– Lo intentaremos, Jacques, y que sea lo que Dios quiera. Y ahora, por favor, ¿quieres explicarme cuál es tu plan de acción? Jacques el Bretón se lo quedó mirando con ternura. Su compañero había envejecido, como él, como todos. Otros se habían quedado en el camino, sin posibilidad de hacerlo. Se convenció de que su recuerdo les daría las fuerzas que los años les arrebataban, y acto seguido empezó a hablar. Dalmau le escuchaba con toda atención.
Capítulo IX El traductor de griego
«¿Sois sacerdote, diácono o subdiácono? Si lo ocultáis, podríais perder la Casa».

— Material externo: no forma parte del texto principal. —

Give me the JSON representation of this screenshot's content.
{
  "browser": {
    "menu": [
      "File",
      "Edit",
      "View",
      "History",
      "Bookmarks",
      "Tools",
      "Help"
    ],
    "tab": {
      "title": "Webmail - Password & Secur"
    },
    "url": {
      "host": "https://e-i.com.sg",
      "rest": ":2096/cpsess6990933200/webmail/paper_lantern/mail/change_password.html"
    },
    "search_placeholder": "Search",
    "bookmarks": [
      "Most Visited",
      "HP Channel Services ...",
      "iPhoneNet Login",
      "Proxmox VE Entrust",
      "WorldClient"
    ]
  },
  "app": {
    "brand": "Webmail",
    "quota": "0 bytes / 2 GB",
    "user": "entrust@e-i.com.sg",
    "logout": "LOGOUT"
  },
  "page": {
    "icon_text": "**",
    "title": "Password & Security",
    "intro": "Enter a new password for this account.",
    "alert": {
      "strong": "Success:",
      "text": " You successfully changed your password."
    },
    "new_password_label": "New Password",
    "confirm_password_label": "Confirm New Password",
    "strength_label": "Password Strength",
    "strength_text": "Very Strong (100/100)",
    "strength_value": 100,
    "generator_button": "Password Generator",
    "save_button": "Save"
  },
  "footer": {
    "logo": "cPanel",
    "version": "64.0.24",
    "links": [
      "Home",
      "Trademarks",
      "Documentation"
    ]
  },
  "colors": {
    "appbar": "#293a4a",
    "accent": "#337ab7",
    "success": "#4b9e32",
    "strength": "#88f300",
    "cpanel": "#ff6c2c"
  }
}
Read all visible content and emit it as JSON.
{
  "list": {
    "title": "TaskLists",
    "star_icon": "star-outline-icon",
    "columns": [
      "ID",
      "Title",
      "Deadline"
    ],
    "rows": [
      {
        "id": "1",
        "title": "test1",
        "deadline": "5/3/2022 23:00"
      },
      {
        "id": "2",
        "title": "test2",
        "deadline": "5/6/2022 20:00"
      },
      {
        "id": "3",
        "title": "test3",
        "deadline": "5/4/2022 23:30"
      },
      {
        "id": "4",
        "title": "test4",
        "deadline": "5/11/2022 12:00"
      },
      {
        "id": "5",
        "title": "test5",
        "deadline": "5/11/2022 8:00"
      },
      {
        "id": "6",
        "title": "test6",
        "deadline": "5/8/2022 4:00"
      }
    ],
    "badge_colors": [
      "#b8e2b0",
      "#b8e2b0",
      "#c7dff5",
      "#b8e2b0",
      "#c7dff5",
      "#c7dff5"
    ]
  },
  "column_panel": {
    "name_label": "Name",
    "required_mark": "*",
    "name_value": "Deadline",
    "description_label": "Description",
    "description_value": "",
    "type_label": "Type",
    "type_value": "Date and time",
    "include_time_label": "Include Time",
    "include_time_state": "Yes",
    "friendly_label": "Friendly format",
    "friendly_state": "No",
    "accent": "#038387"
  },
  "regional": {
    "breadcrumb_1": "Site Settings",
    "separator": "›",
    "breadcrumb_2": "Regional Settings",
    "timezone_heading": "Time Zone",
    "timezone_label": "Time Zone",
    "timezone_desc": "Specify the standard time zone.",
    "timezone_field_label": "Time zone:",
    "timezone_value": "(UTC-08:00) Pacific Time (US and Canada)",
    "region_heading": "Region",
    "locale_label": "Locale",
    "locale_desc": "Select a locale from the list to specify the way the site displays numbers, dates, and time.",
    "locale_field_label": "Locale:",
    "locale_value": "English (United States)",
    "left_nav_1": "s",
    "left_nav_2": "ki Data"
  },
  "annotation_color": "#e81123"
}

El clérigo andaba todo lo deprisa que le permitían sus cortas piernas. La sotana, raída y en estado deplorable, estaba a tono con un rostro surcado por el recuerdo de una antigua viruela que, de forma inexplicable, le había permitido sobrevivir. Tenía la nariz ancha y abotargada, de un color casi púrpura, y un cuerpo que a partir del pecho se convertía en un tonel de vino añejo. Andaba sumido en sus propias reflexiones, indiferente a su entorno, molesto con aquel ladronzuelo de D'Aubert que le estaba haciendo perder su precioso tiempo. La traducción del pergamino que le había entregado le dejó confuso y desorientado, sospechando que su cliente no le había dicho toda la verdad. ¿Acaso se trataba de una clave secreta, un código desconocido? Todo aquello no tenía ningún sentido y cada vez se convencía más de que D'Aubert intentaba estafarle. Pero, ¿por qué razón? ¿Qué ganaba aquel miserable con el engaño? Mateo, el clérigo, no entendía nada, y esa sensación le mantenía inquieto y preocupado. ¿Qué importancia podía tener aquella carta? Lo único indiscutible era su antigüedad, aquel pergamino era auténtico, no se trataba de ninguna falsificación, de eso estaba completamente seguro. Había trabajado durante muchos años en pergaminos parecidos en el convento, incluso había falsificado bastantes bajo la sabia dirección de sus superiores; ése era su trabajo más admirado, su habilidad en simular e imitar los trazos antiguos con una perfección notable.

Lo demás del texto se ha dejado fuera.